The Broken Plate, authored by Shona Goudie, investigated eight key metrics to illustrate the current state of the food environment in the UK. These metrics encompassed the price and affordability of healthy and sustainable food, its availability and its appeal.
The Broken Plate 2023 report found that the most deprived fifth of the population would need to spend 50% of their disposable income on food to afford a healthy diet as defined by The Eatwell Guide.
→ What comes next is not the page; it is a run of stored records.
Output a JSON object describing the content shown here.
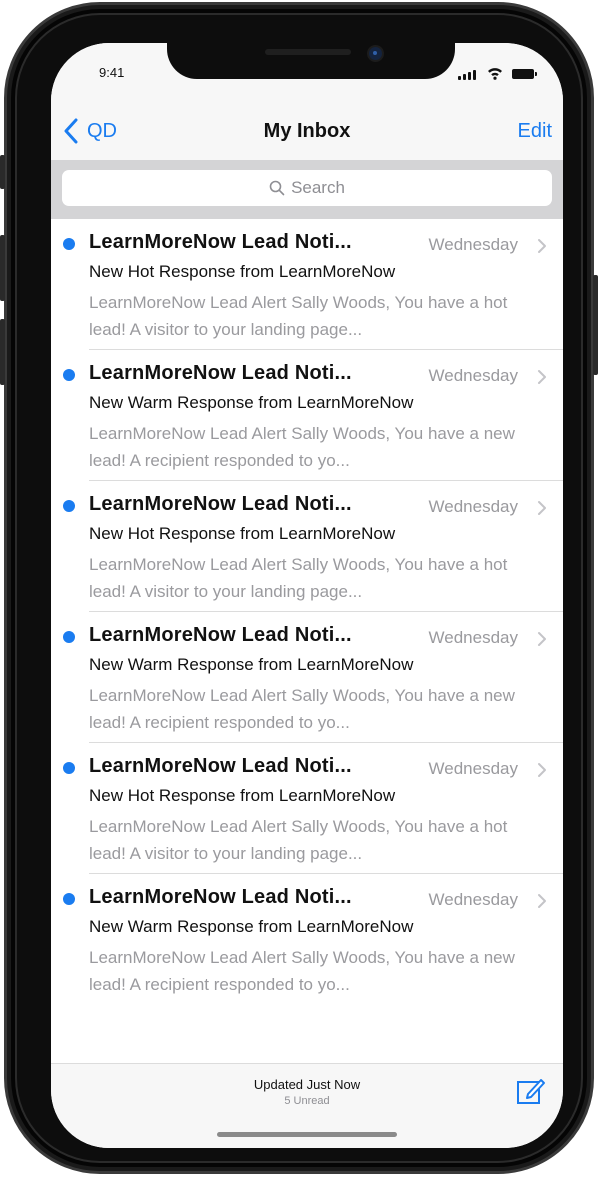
{
  "status_bar": {
    "time": "9:41"
  },
  "nav": {
    "back_label": "QD",
    "title": "My Inbox",
    "edit_label": "Edit"
  },
  "search": {
    "placeholder": "Search"
  },
  "emails": [
    {
      "sender": "LearnMoreNow Lead Noti...",
      "date": "Wednesday",
      "subject": "New Hot Response from LearnMoreNow",
      "preview": "LearnMoreNow Lead Alert Sally Woods, You have a hot lead! A visitor to your landing page...",
      "unread": true
    },
    {
      "sender": "LearnMoreNow Lead Noti...",
      "date": "Wednesday",
      "subject": "New Warm Response from LearnMoreNow",
      "preview": "LearnMoreNow Lead Alert Sally Woods, You have a new lead! A recipient responded to yo...",
      "unread": true
    },
    {
      "sender": "LearnMoreNow Lead Noti...",
      "date": "Wednesday",
      "subject": "New Hot Response from LearnMoreNow",
      "preview": "LearnMoreNow Lead Alert Sally Woods, You have a hot lead! A visitor to your landing page...",
      "unread": true
    },
    {
      "sender": "LearnMoreNow Lead Noti...",
      "date": "Wednesday",
      "subject": "New Warm Response from LearnMoreNow",
      "preview": "LearnMoreNow Lead Alert Sally Woods, You have a new lead! A recipient responded to yo...",
      "unread": true
    },
    {
      "sender": "LearnMoreNow Lead Noti...",
      "date": "Wednesday",
      "subject": "New Hot Response from LearnMoreNow",
      "preview": "LearnMoreNow Lead Alert Sally Woods, You have a hot lead! A visitor to your landing page...",
      "unread": true
    },
    {
      "sender": "LearnMoreNow Lead Noti...",
      "date": "Wednesday",
      "subject": "New Warm Response from LearnMoreNow",
      "preview": "LearnMoreNow Lead Alert Sally Woods, You have a new lead! A recipient responded to yo...",
      "unread": true
    }
  ],
  "footer": {
    "updated": "Updated Just Now",
    "unread_count": "5 Unread"
  },
  "icons": [
    "back-chevron-icon",
    "search-icon",
    "chevron-right-icon",
    "compose-icon",
    "signal-icon",
    "wifi-icon",
    "battery-icon"
  ],
  "colors": {
    "accent": "#1a7cf0",
    "unread_dot": "#1a7cf0",
    "secondary_text": "#9a9a9e",
    "bar_background": "#f7f7f7",
    "search_strip": "#d4d4d6"
  }
}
This increased from 43% a year prior.
Meanwhile, the least deprived fifth would have to spend 11% of their disposable income to afford the same diet.
The report also found that more healthy foods are now twice as expensive as less healthy foods.
In 2023, healthier food cost more than £10 per 1,000 calories on average, in contrast to less healthy food which cost around £4.50. The year prior, healthier foods were valued at £9.02 per 1,000 calories on average.
Furthermore, the average cost of 1,000 calories worth of fruit and vegetables was almost £12. This is compared to £5.82 per 1,000 calories worth of food and drink with high fat or sugar content, £4.61 for milk and dairy products, and £1.25 for bread, rice, potatoes and pasta.
Sustainable plant-based chicken alternatives were also found to be more expensive than the same quantity of chicken breast, despite contributing less than a quarter of the carbon emissions.
“The findings from the report show us that too often people do not have the financial resources to buy the food they need,” said Goudie.
The rising cost of healthy and sustainable food is further compounded by its lack of availability and appeal.
As of 2022, more than a quarter of all restaurants in the UK were fast-food establishments, with a higher proportion of fast-food outlets situated in the most deprived parts of the country.
Similarly, just 7% of breakfast cereals marketed to children are considered low in sugar, while 97% of snacks marketed toward babies and toddlers feature a claim of nutritional value despite many having high sugar levels.
This is reflected in almost a quarter of five-year-olds experiencing tooth decay, with that number reaching more than 35% within the most deprived quintile.
“We need to reorient the food system and shift our food culture so the healthiest options are affordable, available and appealing,” Goudie added.
“Only with these changes can we ensure that everyone, regardless of income or background, can eat nourishing food that promotes health and wellbeing and delivers wider societal benefits.”